Apesar de superlativa, falsa e irresponsável a forma como alguns políticos demagógicos se vangloriam de terem vencido a Covid-19, inclusive com menções como “espécimen físico perfeito” ou o “poderem estar imunes”, fazendo um descarado bypass à Ciência, a atitude não é assim tão inabitual na política.
Além de esconderem acessos únicos e privilegiados a terapias experimentais, como o cocktail de anticorpos (por aprovar) REGN-COV2, o esteroide dexametasona ou o antiviral remdesivir, sublinham uma máxima infelizmente habitual (e quase maquiavélica) desse mundo: quando se trata de um sucesso, o crédito é dos governantes e não das farmacêuticas envolvidas na descoberta – apropriação que condiciona os financiamentos, a inovação e, claro, a opinião pública.
Embora também por tentativa e erro, a história da indústria farmacêutica é feita essencialmente de sucessos e merece ser acarinhada – em especial, pelos governos e classe política – pelo seu duplo papel social nas componentes Saúde e Economia.

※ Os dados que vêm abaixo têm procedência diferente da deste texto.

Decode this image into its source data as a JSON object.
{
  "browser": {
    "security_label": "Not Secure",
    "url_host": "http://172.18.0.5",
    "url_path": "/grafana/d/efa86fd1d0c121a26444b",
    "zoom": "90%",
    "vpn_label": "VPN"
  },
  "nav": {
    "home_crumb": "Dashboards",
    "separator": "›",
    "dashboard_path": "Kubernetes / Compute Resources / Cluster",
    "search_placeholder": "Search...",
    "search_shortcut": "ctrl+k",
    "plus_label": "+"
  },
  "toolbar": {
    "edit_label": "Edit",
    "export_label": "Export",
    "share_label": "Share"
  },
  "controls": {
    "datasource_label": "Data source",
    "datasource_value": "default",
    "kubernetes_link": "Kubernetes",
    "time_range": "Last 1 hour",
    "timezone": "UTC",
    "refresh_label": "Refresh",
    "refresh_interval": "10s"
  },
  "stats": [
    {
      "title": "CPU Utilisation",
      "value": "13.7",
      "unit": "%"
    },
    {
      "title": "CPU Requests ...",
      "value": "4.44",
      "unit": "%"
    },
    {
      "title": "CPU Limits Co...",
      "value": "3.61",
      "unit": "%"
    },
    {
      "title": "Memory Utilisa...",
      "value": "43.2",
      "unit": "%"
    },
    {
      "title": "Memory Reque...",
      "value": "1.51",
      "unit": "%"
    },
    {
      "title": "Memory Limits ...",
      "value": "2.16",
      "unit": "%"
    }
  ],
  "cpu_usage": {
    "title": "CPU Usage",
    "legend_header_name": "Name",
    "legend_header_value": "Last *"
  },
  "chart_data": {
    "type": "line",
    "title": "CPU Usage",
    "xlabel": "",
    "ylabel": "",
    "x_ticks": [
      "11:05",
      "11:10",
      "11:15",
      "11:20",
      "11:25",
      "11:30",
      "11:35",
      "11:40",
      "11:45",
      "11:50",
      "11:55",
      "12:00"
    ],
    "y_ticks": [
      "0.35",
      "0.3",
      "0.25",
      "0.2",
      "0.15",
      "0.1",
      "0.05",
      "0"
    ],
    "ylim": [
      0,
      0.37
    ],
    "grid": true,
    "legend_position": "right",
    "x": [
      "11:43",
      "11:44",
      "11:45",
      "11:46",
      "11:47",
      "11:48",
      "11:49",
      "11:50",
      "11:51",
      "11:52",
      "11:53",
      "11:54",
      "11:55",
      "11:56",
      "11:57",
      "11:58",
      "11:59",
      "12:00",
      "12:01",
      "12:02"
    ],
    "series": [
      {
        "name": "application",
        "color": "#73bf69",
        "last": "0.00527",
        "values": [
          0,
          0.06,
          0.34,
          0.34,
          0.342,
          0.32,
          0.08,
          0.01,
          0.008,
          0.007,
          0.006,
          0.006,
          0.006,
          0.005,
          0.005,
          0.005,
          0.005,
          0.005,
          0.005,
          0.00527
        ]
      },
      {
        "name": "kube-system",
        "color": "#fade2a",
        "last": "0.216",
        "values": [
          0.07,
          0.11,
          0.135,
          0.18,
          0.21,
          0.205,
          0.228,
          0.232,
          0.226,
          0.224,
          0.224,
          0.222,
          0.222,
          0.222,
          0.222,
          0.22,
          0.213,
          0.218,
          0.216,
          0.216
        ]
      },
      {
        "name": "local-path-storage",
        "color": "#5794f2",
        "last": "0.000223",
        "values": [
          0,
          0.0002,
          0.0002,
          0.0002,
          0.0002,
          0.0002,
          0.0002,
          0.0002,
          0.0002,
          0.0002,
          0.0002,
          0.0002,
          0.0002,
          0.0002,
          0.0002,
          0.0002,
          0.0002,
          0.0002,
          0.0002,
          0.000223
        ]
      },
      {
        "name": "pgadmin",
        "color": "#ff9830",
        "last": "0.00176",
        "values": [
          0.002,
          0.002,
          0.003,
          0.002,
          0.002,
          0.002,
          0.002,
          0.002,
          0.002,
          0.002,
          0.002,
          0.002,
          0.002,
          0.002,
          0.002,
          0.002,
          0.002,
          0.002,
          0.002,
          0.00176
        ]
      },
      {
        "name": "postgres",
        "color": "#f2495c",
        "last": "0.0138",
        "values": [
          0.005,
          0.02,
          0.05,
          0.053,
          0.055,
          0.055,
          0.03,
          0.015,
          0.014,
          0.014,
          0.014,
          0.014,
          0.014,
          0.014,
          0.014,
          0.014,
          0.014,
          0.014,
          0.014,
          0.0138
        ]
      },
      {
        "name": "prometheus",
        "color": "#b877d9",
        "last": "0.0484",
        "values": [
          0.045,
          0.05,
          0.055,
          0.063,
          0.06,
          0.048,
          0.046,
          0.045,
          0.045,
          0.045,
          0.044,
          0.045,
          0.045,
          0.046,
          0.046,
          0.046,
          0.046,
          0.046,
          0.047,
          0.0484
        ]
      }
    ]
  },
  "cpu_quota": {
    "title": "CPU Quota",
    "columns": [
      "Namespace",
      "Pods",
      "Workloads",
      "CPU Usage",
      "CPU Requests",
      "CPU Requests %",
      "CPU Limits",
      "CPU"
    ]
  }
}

Afinal, por um lado tem ajudado a evitar o surgimento de mais novas epidemias (e pandemias) e a abreviar outras tantas, graças a uma aposta continuada na investigação e desenvolvimento (I&D) de novas terapias, medicamentos e vacinas; por outro, trata-se de uma grande criadora de “cérebros”, emprego especializado e também de valor e reforço das exportações. Em Portugal, falamos de uma atividade que gera mais de mil milhões de euros em receitas anualmente e emprega diretamente mais de 7.500 profissionais.
Sem dúvida, o renovado apoio estratégico a um setor de base produtiva nacional, tal como aconteceu entre os anos 1999-2002 e 2002-2004, permitindo o arranque da sua internacionalização e o aumento das suas exportações, é crítico à manutenção da qualidade dos cuidados de Saúde prestados no inverno que se avizinha. Convém ainda relembrar que a própria a Comissão Europeia já reconheceu a natureza estratégica deste setor e a necessidade de minimizar o grau de dependência de países terceiros nesta área, algo penosamente visível durante a primeira fase da presente pandemia.
Portugal dispõe hoje de uma capacidade científica instalada invejável na área das Ciências de Vida (e.g.: Instituto Gulbenkian de Ciência, Fundação Champalimaud, IBILI – Instituto Biomédico, de Investigação da Luz e Imagem, Biocant Park, Ipatimup – Instituto de Patologia e Imunologia Molecular, iBET – Instituto de Biologia Experimental e Tecnológica, iMM – Instituto de Medicina Molecular João Lobo Antunes, etc.) e de diversas empresas made in Portugal que exportam medicamentos inovadores de referência mundial.
Ora, para que esta indústria seja sustentável e continue a criar valor significativo para o país, é necessário promover as suas dimensões Economia de Saúde e aprofundar as sinergias entre as múltiplas entidades da Saúde (indústria, prestadores, autoridades).
Mas voltemos à Covid-19 e aos tempos de contingência que vivemos – e que teimam em ceifar vidas e empregos. O fio da navalha por onde caminhamos, com um gume na saúde pública (pandemia) e o outro na economia (evitar novos confinamentos generalizados), empurra-nos a todos para escolhas particularmente difíceis.
Mais, até chegarmos à almejada imunidade de grupo, quer por via de vacinas ou de terapêuticas eficazes, vamos ter de apostar ainda mais em comportamentos e numa cidadania responsável, mas também na massificação de testes rápidos e em novas tecnologias de testagem, como os kits descartáveis para usar em casa. Convém recordar que, como estima a OMS, apenas 10% da população mundial foi já exposta ao vírus.
Uma coisa é certa: o coronavírus Sars-Cov-2 continua por aí e as atuais autoridades (em especial, os governantes em exercício), vão ficar nos anais da história pelo seu desempenho na gestão da pandemia, mas também, e devido aos múltiplos e prolongados impactos (técnicos, epidemiológicos, económicos e humanos), pela sua capacidade em galvanizar e manter as respetivas sociedades empenhadas numa corrida que é de fundo.
A dimensão, extensão e duração da pandemia do novo coronavírus já marcou de forma indelével todas as gerações vivas, das crianças nos infantários aos idosos em lares. Mas estamos ainda no décimo mês do surto. Com quase 40 milhões de infetados e mais de um milhão de mortos, está na hora de nos unirmos, de remarmos todos para o mesmo lado. Como diria Winston Churchill, “a vida dá lições que só se dão uma vez”. Aprendamos com os nossos erros agora, para não os repetirmos num futuro próximo e podermos seguir em frente.